What Murano is, and always has been, known for is its glass. They’ve been moulding, blowing, coloring, adding fiddly bits to the stuff and SELLING it for around a millenium and a half. You may not like it, indeed some of it is pretty gaudy, but it’s what Murano is, and as I say, always has been, about.

Here is HV Morton in 1964: “indeed most of the glass on view looked to me hideous and I thought is sad to see such an ancient craft in decline. Among the memories of such displays are windows full of glass harlequins, some standing on their heads . . . and vulgar little goblets . . . One longed to see something simple and beautiful. Curiously enough that is what people said in the sixteenth century, when, looking round for something to take home they were repelled by drinking glasses in the shape of ships, whales, lions and birds.” But he thinks good stuff has been and still can be made; on the glass museum he says: here “can be seen the Venetian glass of one’s dreams: chalices, reliquaries, graceful cups, plates and bowls as thin as air.”

The rather more snobbish JG Links in Venice for Pleasure a couple of years later (1966) has the opposite view: “It is quite astonishing that anything so highly regarded throughout the world for so many centuries should be of such uniform hideousness, and we cannot blame the modern designers. The shortest visit to the Museum, and that will be scarcely short enough, will demonstrate that, with very few exceptions, it has always been the same.”
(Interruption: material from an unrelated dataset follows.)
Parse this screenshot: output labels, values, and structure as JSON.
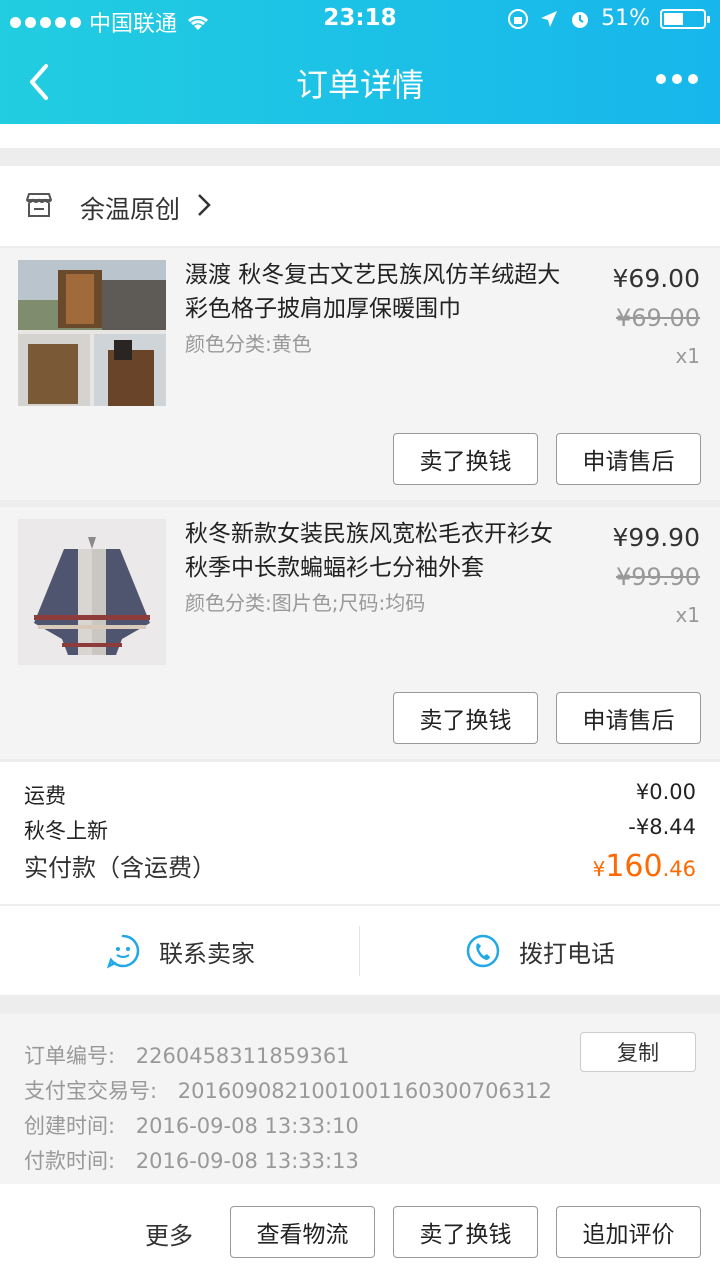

Anyway the good news, for us at least, was that JG was wrong. There is some fascinating and some very beautiful stuff in the museum, which traces the manufacture of glass back to, and before, the Romans. Ever wondered what the Romans used to mix their maritinis? Here are cocktail stirrers (well that’s what they look like) from 100 ad:

and some very beautiful stuff, diamond engraved from before wheel engraving was belatedly learned from Bohemia:

Anyway it’s all there, worth learning about the different periods of Venetian glass, its origins when descendants of Roman glass makers fled barbarian invasions to the safety of the islands in the lagoon in the 700s, its 1400s and 1500s heyday when Venice controlled much of Europe’s glass manufacture (confining it to the island of Murano because of the risk of fire from the 15 furnaces burning at 2,000 degrees F), it’s decline as production shifted to Bohemia and elsewhere, its 1800s revival as ornamental glass, which continues, with ups and downs, to this day.
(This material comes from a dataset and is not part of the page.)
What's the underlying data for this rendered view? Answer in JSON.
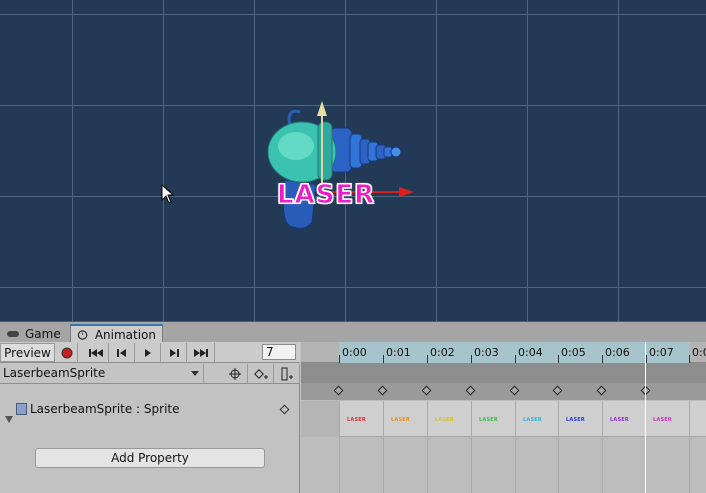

We visited a glassworks, managed not to buy anything, but always fun to see the glassblower blowing and moulding the blobs of glowing, molten glass.

We looked into the church of San Pietro Martire, there is a Bellini on the wall on the left of the side door that you enter by. Unrestored and badly lit it is not easy to see, a doge thoughtfully had it painted so that his two daughters incarcerated in a convent could contemplate it and pray for his soul after his death. Three beautifully painted birds on the bottom right of the picture, the Blue Guide tells us the peacock represents eternal life, the heron long life. And the partridge? Then lunch in a very local eatery down a narrow entrance on the other side of the canal from San Donato (which I’ll come to later). An excellent simple lunch, some olives stuffed with anchovies served warm as a starter (olive a l’ascolana, I’ve not had them before), pasta, very tender breaded chicken breast, good house white wine (as we have found often in Venice the house white better than the house red).
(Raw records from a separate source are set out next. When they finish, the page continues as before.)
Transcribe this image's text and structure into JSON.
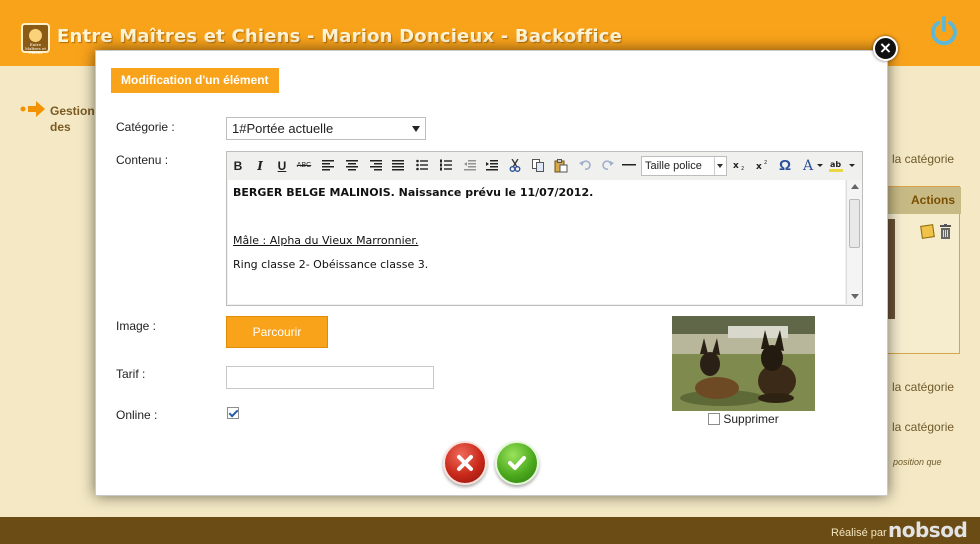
{
  "header": {
    "logo_text": "Entre Maîtres et Chiens",
    "title": "Entre Maîtres et Chiens - Marion Doncieux - Backoffice"
  },
  "background": {
    "nav_label": "Gestion des prestations",
    "links": [
      "la catégorie",
      "la catégorie",
      "la catégorie"
    ],
    "actions_header": "Actions",
    "small_text": "position que"
  },
  "modal": {
    "title": "Modification d'un élément",
    "labels": {
      "category": "Catégorie :",
      "content": "Contenu :",
      "image": "Image :",
      "price": "Tarif :",
      "online": "Online :"
    },
    "category": {
      "selected": "1#Portée actuelle"
    },
    "editor": {
      "font_size_select": "Taille police",
      "toolbar_labels": {
        "bold": "B",
        "italic": "I",
        "underline": "U",
        "strikethrough": "ABC",
        "text_color": "A",
        "special_char": "Ω"
      },
      "paragraphs": [
        "BERGER BELGE MALINOIS. Naissance prévu le 11/07/2012.",
        "Mâle : Alpha du Vieux Marronnier.",
        "Ring classe 2- Obéissance classe 3."
      ]
    },
    "browse_label": "Parcourir",
    "price_value": "",
    "online_checked": true,
    "delete_label": "Supprimer",
    "delete_checked": false
  },
  "footer": {
    "label": "Réalisé par",
    "brand": "nobsod"
  },
  "colors": {
    "accent": "#f9a31b",
    "footer": "#6a4c14",
    "background": "#f4e9c4"
  }
}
After lunch we crossed back over the canal to the spectacular Santi Maria e Donato, a beautiful Romanesque church (Veneto-Byzantine according to the Blue Guide) with an undulating marble and mosaic floor, some say to reflect the waves on the lagoon, others more prosaically say it’s the result of 1,000 years of subsidence. The Byzantine “praying” Madonna in the apse on a background of gold is stunning.

After that back, in a light rain, to board a much quicker vaporetto (#5) than the one we came on, a 25 mins trip from the Murano Faro stop to S Zacaria.